I love it when people take things apart and expect you to put them back together again...
Firstly, the obligatory warning: Strobe lamps are very dangerous - that entire circuit is live at mains potential, and will (when it's working) be producing spikes of several kV. But I'm sure you allready knew that!
In case you're not familiar with them, strobe tubes are a xeneon discharge lamp with two main terminals and a trigger. The main terminals are at oposite ends of the tube inside the gas, while the trigger is usually a fine wire running over the outside of the tube, electrically isolated from the gas. A voltage is applied between the main terminals which, in itself, is not high enough to ionise the gas and strike an arc. To fire the tube, a very high voltage and very short pulse is applied to the trigger - this couples capacatively through the glass and ionises the gas. Once ionised, the gas conducts a current between the main terminals (lighting up as it does so). The arc will be sustained until the current falls below the holding current of the tube.

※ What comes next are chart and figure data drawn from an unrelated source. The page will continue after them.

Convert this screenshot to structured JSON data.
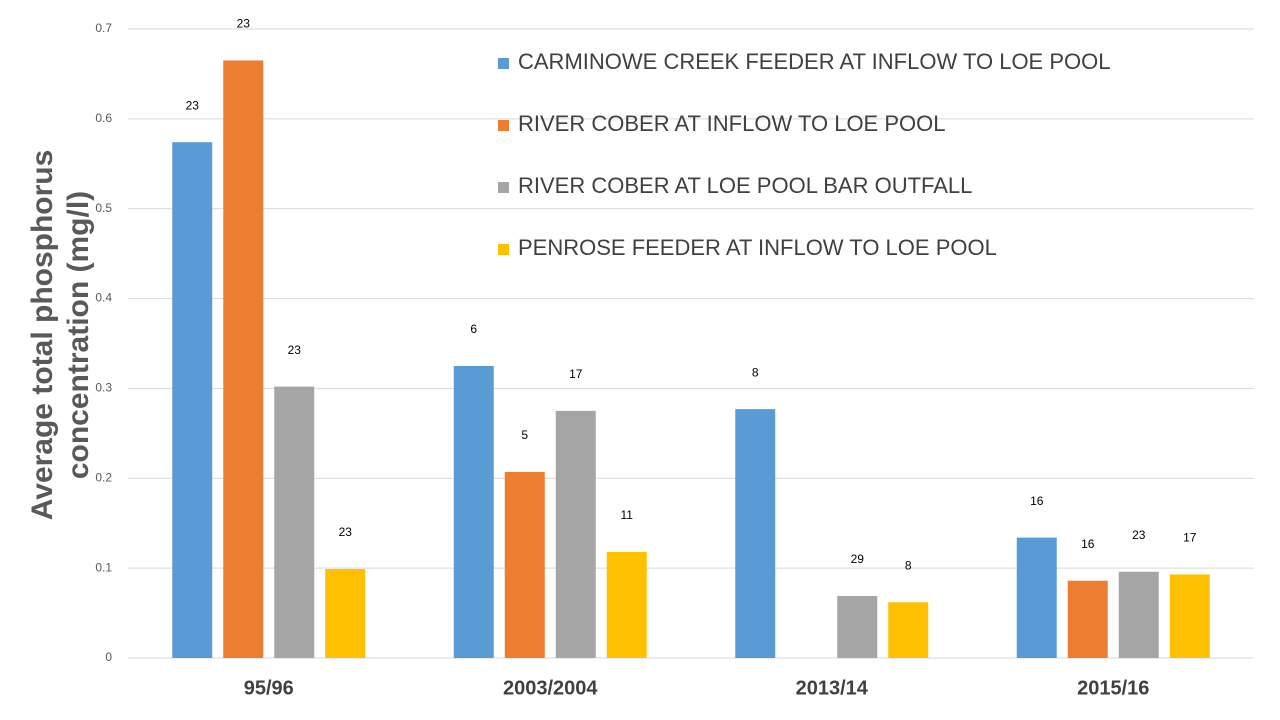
{
  "chart_data": {
    "type": "bar",
    "y_label": [
      "Average total phosphorus",
      "concentration (mg/l)"
    ],
    "categories": [
      "95/96",
      "2003/2004",
      "2013/14",
      "2015/16"
    ],
    "series": [
      {
        "name": "CARMINOWE CREEK FEEDER AT INFLOW TO LOE POOL",
        "color": "#5b9bd5",
        "values": [
          0.574,
          0.325,
          0.277,
          0.134
        ],
        "sample_counts": [
          23,
          6,
          8,
          16
        ]
      },
      {
        "name": "RIVER COBER AT INFLOW TO LOE POOL",
        "color": "#ed7d31",
        "values": [
          0.665,
          0.207,
          null,
          0.086
        ],
        "sample_counts": [
          23,
          5,
          null,
          16
        ]
      },
      {
        "name": "RIVER COBER AT LOE POOL BAR OUTFALL",
        "color": "#a5a5a5",
        "values": [
          0.302,
          0.275,
          0.069,
          0.096
        ],
        "sample_counts": [
          23,
          17,
          29,
          23
        ]
      },
      {
        "name": "PENROSE FEEDER AT INFLOW TO LOE POOL",
        "color": "#ffc000",
        "values": [
          0.099,
          0.118,
          0.062,
          0.093
        ],
        "sample_counts": [
          23,
          11,
          8,
          17
        ]
      }
    ],
    "ylim": [
      0,
      0.7
    ],
    "yticks": [
      0,
      0.1,
      0.2,
      0.3,
      0.4,
      0.5,
      0.6,
      0.7
    ],
    "grid": true,
    "legend": "top-right"
  }
}
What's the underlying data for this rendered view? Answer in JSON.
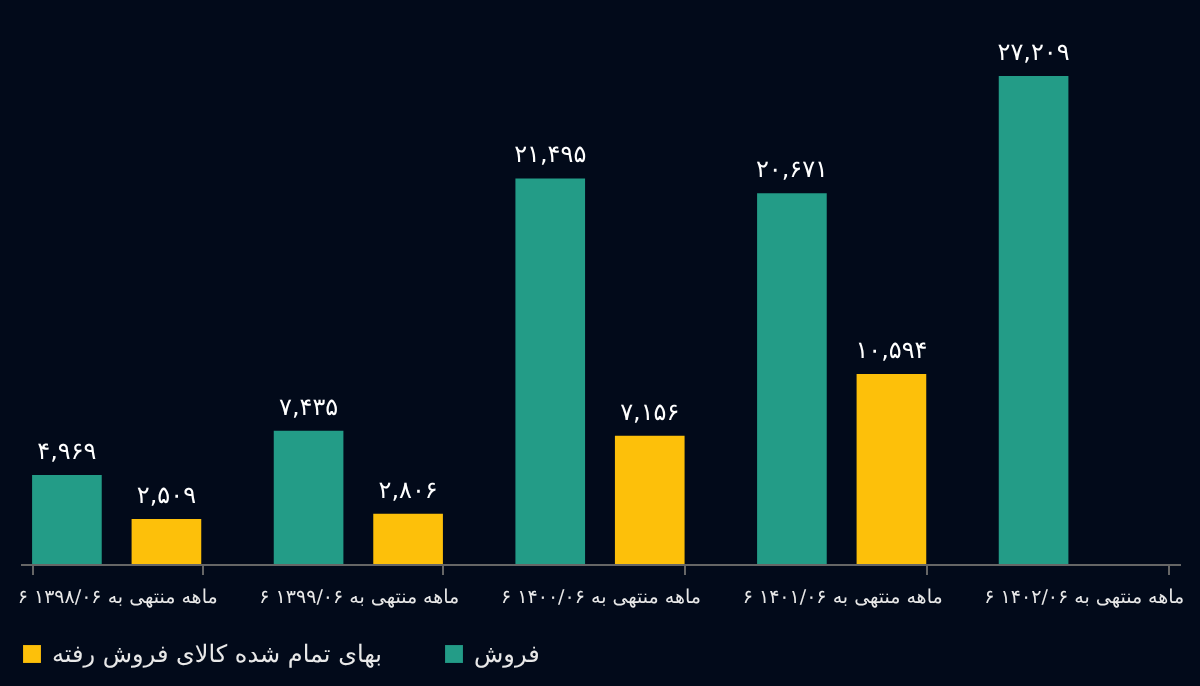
{
  "chart_data": {
    "type": "bar",
    "categories": [
      "۶ ماهه منتهی به ۱۳۹۸/۰۶",
      "۶ ماهه منتهی به ۱۳۹۹/۰۶",
      "۶ ماهه منتهی به ۱۴۰۰/۰۶",
      "۶ ماهه منتهی به ۱۴۰۱/۰۶",
      "۶ ماهه منتهی به ۱۴۰۲/۰۶"
    ],
    "series": [
      {
        "name": "فروش",
        "color": "#239c87",
        "values": [
          4969,
          7435,
          21495,
          20671,
          27209
        ],
        "value_labels": [
          "۴,۹۶۹",
          "۷,۴۳۵",
          "۲۱,۴۹۵",
          "۲۰,۶۷۱",
          "۲۷,۲۰۹"
        ]
      },
      {
        "name": "بهای تمام شده کالای فروش رفته",
        "color": "#fdc00a",
        "values": [
          2509,
          2806,
          7156,
          10594,
          null
        ],
        "value_labels": [
          "۲,۵۰۹",
          "۲,۸۰۶",
          "۷,۱۵۶",
          "۱۰,۵۹۴",
          null
        ]
      }
    ],
    "legend": "bottom"
  }
}
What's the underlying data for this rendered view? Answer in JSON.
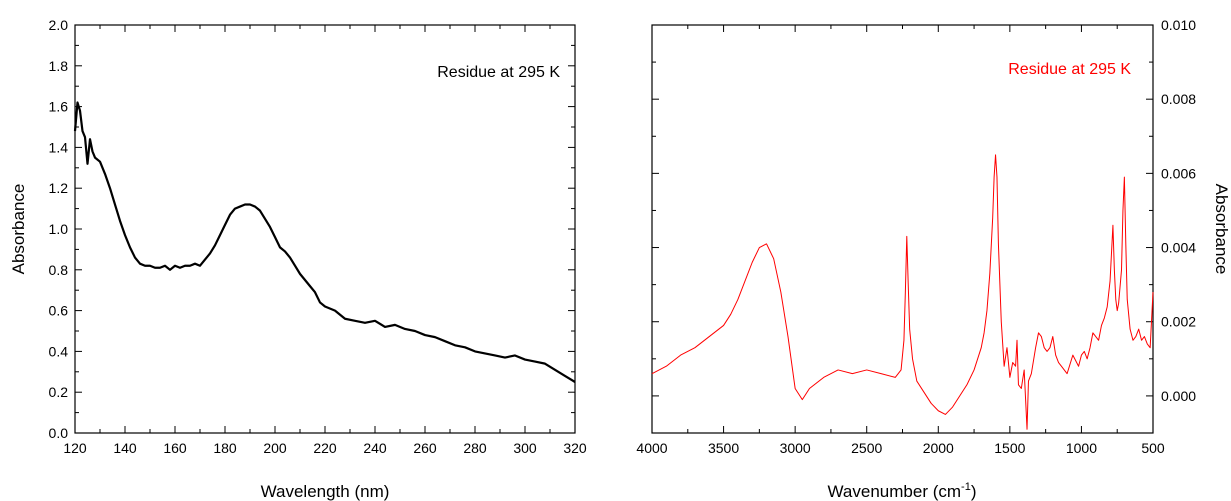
{
  "chart_data": [
    {
      "type": "line",
      "title": "",
      "annotation": "Residue at 295 K",
      "xlabel": "Wavelength (nm)",
      "ylabel": "Absorbance",
      "xlim": [
        120,
        320
      ],
      "ylim": [
        0.0,
        2.0
      ],
      "xticks": [
        "120",
        "140",
        "160",
        "180",
        "200",
        "220",
        "240",
        "260",
        "280",
        "300",
        "320"
      ],
      "yticks": [
        "0.0",
        "0.2",
        "0.4",
        "0.6",
        "0.8",
        "1.0",
        "1.2",
        "1.4",
        "1.6",
        "1.8",
        "2.0"
      ],
      "grid": false,
      "line_color": "#000000",
      "x": [
        120,
        121,
        122,
        123,
        124,
        125,
        126,
        127,
        128,
        130,
        132,
        134,
        136,
        138,
        140,
        142,
        144,
        146,
        148,
        150,
        152,
        154,
        156,
        158,
        160,
        162,
        164,
        166,
        168,
        170,
        172,
        174,
        176,
        178,
        180,
        182,
        184,
        186,
        188,
        190,
        192,
        194,
        196,
        198,
        200,
        202,
        204,
        206,
        208,
        210,
        212,
        214,
        216,
        218,
        220,
        224,
        228,
        232,
        236,
        240,
        244,
        248,
        252,
        256,
        260,
        264,
        268,
        272,
        276,
        280,
        284,
        288,
        292,
        296,
        300,
        304,
        308,
        312,
        316,
        320
      ],
      "y": [
        1.48,
        1.62,
        1.58,
        1.48,
        1.45,
        1.32,
        1.44,
        1.38,
        1.35,
        1.33,
        1.27,
        1.2,
        1.12,
        1.04,
        0.97,
        0.91,
        0.86,
        0.83,
        0.82,
        0.82,
        0.81,
        0.81,
        0.82,
        0.8,
        0.82,
        0.81,
        0.82,
        0.82,
        0.83,
        0.82,
        0.85,
        0.88,
        0.92,
        0.97,
        1.02,
        1.07,
        1.1,
        1.11,
        1.12,
        1.12,
        1.11,
        1.09,
        1.05,
        1.01,
        0.96,
        0.91,
        0.89,
        0.86,
        0.82,
        0.78,
        0.75,
        0.72,
        0.69,
        0.64,
        0.62,
        0.6,
        0.56,
        0.55,
        0.54,
        0.55,
        0.52,
        0.53,
        0.51,
        0.5,
        0.48,
        0.47,
        0.45,
        0.43,
        0.42,
        0.4,
        0.39,
        0.38,
        0.37,
        0.38,
        0.36,
        0.35,
        0.34,
        0.31,
        0.28,
        0.25
      ]
    },
    {
      "type": "line",
      "title": "",
      "annotation": "Residue at 295 K",
      "xlabel": "Wavenumber (cm",
      "xlabel_sup": "-1",
      "xlabel_end": ")",
      "ylabel": "Absorbance",
      "xlim": [
        4000,
        500
      ],
      "ylim": [
        -0.001,
        0.01
      ],
      "xticks": [
        "4000",
        "3500",
        "3000",
        "2500",
        "2000",
        "1500",
        "1000",
        "500"
      ],
      "yticks": [
        "0.000",
        "0.002",
        "0.004",
        "0.006",
        "0.008",
        "0.010"
      ],
      "grid": false,
      "line_color": "#ff0000",
      "x": [
        4000,
        3900,
        3800,
        3700,
        3600,
        3500,
        3450,
        3400,
        3350,
        3300,
        3250,
        3200,
        3150,
        3100,
        3050,
        3000,
        2950,
        2900,
        2800,
        2700,
        2600,
        2500,
        2400,
        2300,
        2260,
        2240,
        2230,
        2220,
        2210,
        2200,
        2180,
        2150,
        2100,
        2050,
        2000,
        1950,
        1900,
        1850,
        1800,
        1750,
        1700,
        1680,
        1660,
        1640,
        1620,
        1610,
        1600,
        1590,
        1580,
        1560,
        1540,
        1520,
        1500,
        1480,
        1460,
        1450,
        1440,
        1420,
        1400,
        1380,
        1370,
        1350,
        1320,
        1300,
        1280,
        1260,
        1240,
        1220,
        1200,
        1180,
        1160,
        1140,
        1100,
        1060,
        1020,
        1000,
        980,
        960,
        940,
        920,
        900,
        880,
        860,
        840,
        820,
        800,
        780,
        770,
        760,
        750,
        740,
        720,
        710,
        700,
        690,
        680,
        660,
        640,
        620,
        600,
        580,
        560,
        540,
        520,
        500
      ],
      "y": [
        0.0006,
        0.0008,
        0.0011,
        0.0013,
        0.0016,
        0.0019,
        0.0022,
        0.0026,
        0.0031,
        0.0036,
        0.004,
        0.0041,
        0.0037,
        0.0028,
        0.0016,
        0.0002,
        -0.0001,
        0.0002,
        0.0005,
        0.0007,
        0.0006,
        0.0007,
        0.0006,
        0.0005,
        0.0007,
        0.0015,
        0.0028,
        0.0043,
        0.003,
        0.0018,
        0.001,
        0.0004,
        0.0001,
        -0.0002,
        -0.0004,
        -0.0005,
        -0.0003,
        0.0,
        0.0003,
        0.0007,
        0.0013,
        0.0017,
        0.0023,
        0.0033,
        0.0048,
        0.0059,
        0.0065,
        0.0059,
        0.0041,
        0.002,
        0.0008,
        0.0013,
        0.0005,
        0.0009,
        0.0008,
        0.0015,
        0.0003,
        0.0002,
        0.0007,
        -0.0009,
        0.0004,
        0.0006,
        0.0013,
        0.0017,
        0.0016,
        0.0013,
        0.0012,
        0.0013,
        0.0016,
        0.0011,
        0.0009,
        0.0008,
        0.0006,
        0.0011,
        0.0008,
        0.0011,
        0.0012,
        0.001,
        0.0013,
        0.0017,
        0.0016,
        0.0015,
        0.0019,
        0.0021,
        0.0024,
        0.0031,
        0.0046,
        0.0034,
        0.0026,
        0.0023,
        0.0025,
        0.0034,
        0.005,
        0.0059,
        0.0041,
        0.0026,
        0.0018,
        0.0015,
        0.0016,
        0.0018,
        0.0015,
        0.0016,
        0.0014,
        0.0013,
        0.0028
      ]
    }
  ]
}
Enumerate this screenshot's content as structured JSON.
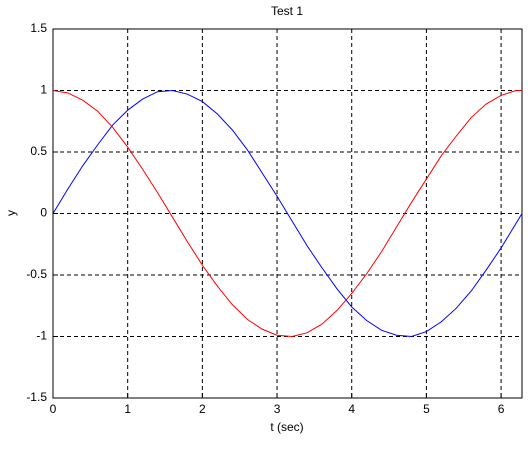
{
  "chart_data": {
    "type": "line",
    "title": "Test 1",
    "x_label": "t (sec)",
    "y_label": "y",
    "x": [
      0,
      0.2,
      0.4,
      0.6,
      0.8,
      1.0,
      1.2,
      1.4,
      1.6,
      1.8,
      2.0,
      2.2,
      2.4,
      2.6,
      2.8,
      3.0,
      3.2,
      3.4,
      3.6,
      3.8,
      4.0,
      4.2,
      4.4,
      4.6,
      4.8,
      5.0,
      5.2,
      5.4,
      5.6,
      5.8,
      6.0,
      6.2,
      6.28
    ],
    "series": [
      {
        "color": "#0000ff",
        "values": [
          0,
          0.2,
          0.39,
          0.56,
          0.72,
          0.84,
          0.93,
          0.99,
          1.0,
          0.97,
          0.91,
          0.81,
          0.68,
          0.52,
          0.33,
          0.14,
          -0.06,
          -0.26,
          -0.44,
          -0.61,
          -0.76,
          -0.87,
          -0.95,
          -0.99,
          -1.0,
          -0.96,
          -0.88,
          -0.77,
          -0.63,
          -0.46,
          -0.28,
          -0.08,
          0
        ]
      },
      {
        "color": "#ff0000",
        "values": [
          1,
          0.98,
          0.92,
          0.83,
          0.7,
          0.54,
          0.36,
          0.17,
          -0.03,
          -0.23,
          -0.42,
          -0.59,
          -0.74,
          -0.86,
          -0.94,
          -0.99,
          -1.0,
          -0.97,
          -0.9,
          -0.79,
          -0.65,
          -0.49,
          -0.31,
          -0.11,
          0.09,
          0.28,
          0.47,
          0.63,
          0.78,
          0.89,
          0.96,
          1.0,
          1
        ]
      }
    ],
    "xlim": [
      0,
      6.28
    ],
    "xticks": [
      0,
      1,
      2,
      3,
      4,
      5,
      6
    ],
    "ylim": [
      -1.5,
      1.5
    ],
    "yticks": [
      -1.5,
      -1,
      -0.5,
      0,
      0.5,
      1,
      1.5
    ],
    "grid": true
  }
}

I've had a look over your photos, and think it's something as follows:
The tube is directly in series with the mains, via the large diodes D2, D3. This is common; once fired, the tube can conduct for (at most) one half-cycle. On the second half-cycle the diodes block and the tube has time to extinguish. C4 is accross the tube (and seems to be charged through C3 and a diode). When the tube fires, it will absorb all the energy from C4 and then contuniue to conduct for the rest of the half-cycle.
The trigger pulse is produced at the secondary of T1 and applied between Lamp2 and the Trigger terminal. To generate this pulse, Q1 conducts and discharges C1 through the primary of T1 into Neutral. C1 is then re-charged via D1 and R1 from the Line conductor. Q1 looks like it might be a Triac and is driven by Q2 via a capacitive coupling C5. Could this be a relaxation oscilator? I'm not sure if Q2 is driven from the DIP16 or the optocoupler... It's hard to be know how the control is done.
The low voltage supply for the IC seems to be dropped through R2 and the diode that's hiding underneath it, with C2 being the reservior capacator - could that be a zener diode lurking behind it?
Please understand that I can't be sure about any of this, so please satisfy yourself that it makes sense before connecting up mains to your board and ruining it because I was wrong!
I'd start fault finding by checking T1 for continuity; you'll see it only has three connections - the two widings will be commoned at the Neutral point.
Then apply some power (need not be full mains) and see if you're getting any voltage on C2.
It would help us to know the part numbers are on the components, and how the controls and connectors are labeled.
Hope this helps - let us know how you get on (and be CAREFUL).